What Surat Should Actually Be Remembered For
India loves to celebrate Surat as a smart city, a clean city, a Guinness World Record host for its mass yoga gatherings and the diamond capital of the world (Graphsearch EPFL, n.d.). All of that is true and worth celebrating. But none of it would exist without millions of migrant workers who arrived from Rajasthan, West Bengal, Uttar Pradesh, Odisha, Bihar, and dozens of Gujarat’s own districts, built its industries from nothing, rebuilt its sanitation systems after a plague, and are now quietly leaving again because the city’s prosperity has once more stopped including them.

A genuinely fair tribute to Surat would not just be another article about diamonds and cleanliness rankings.

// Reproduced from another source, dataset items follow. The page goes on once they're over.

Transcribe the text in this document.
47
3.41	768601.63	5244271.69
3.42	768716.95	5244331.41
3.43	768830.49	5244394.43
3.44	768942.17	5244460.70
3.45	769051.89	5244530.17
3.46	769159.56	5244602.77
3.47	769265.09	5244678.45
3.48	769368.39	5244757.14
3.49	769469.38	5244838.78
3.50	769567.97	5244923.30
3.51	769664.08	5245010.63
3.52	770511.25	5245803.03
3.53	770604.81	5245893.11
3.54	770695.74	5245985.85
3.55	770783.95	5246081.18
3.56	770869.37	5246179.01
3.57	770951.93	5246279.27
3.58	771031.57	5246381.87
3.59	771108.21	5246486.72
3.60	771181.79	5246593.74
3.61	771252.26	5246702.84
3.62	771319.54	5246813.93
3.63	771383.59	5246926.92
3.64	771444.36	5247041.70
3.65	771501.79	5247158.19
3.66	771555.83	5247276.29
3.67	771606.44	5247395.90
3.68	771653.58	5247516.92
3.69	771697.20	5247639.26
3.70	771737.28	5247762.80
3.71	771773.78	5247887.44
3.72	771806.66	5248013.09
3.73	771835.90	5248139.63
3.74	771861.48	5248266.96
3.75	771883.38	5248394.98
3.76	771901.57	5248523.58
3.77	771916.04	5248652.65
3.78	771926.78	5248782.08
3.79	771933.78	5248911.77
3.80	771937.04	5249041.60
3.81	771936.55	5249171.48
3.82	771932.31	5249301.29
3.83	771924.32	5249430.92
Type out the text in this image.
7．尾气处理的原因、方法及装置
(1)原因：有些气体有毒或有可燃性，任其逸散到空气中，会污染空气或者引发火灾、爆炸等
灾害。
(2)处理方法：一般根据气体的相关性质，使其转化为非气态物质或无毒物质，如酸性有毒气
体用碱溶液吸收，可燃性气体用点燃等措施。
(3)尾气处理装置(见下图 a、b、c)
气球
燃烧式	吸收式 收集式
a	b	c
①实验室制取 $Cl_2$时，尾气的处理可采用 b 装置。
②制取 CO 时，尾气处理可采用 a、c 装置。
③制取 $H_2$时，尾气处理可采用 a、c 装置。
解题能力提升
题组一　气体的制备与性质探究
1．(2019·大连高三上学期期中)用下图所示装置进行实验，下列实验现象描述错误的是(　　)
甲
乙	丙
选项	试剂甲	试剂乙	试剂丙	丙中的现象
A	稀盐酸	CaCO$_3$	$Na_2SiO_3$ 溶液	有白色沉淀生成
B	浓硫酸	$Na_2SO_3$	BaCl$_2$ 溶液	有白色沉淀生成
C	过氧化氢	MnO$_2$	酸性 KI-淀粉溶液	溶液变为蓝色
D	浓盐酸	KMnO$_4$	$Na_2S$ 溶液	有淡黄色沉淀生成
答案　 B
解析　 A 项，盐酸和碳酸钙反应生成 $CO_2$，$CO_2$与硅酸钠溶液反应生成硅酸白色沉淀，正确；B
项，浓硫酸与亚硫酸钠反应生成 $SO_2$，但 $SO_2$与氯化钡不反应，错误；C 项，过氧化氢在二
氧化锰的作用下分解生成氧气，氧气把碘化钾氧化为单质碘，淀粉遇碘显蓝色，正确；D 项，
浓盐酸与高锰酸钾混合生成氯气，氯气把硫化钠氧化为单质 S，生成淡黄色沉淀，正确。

It would be a serious, funded commitment to migrant worker housing, portable social security that follows a worker between states and labour protections that do not evaporate the moment an industry hits a rough quarter. Surat did not become the Diamond City and the Textile City by accident. It became those things because people who were not born there decided to stay and build something. The least the city owes them is to stop treating that decision as disposable.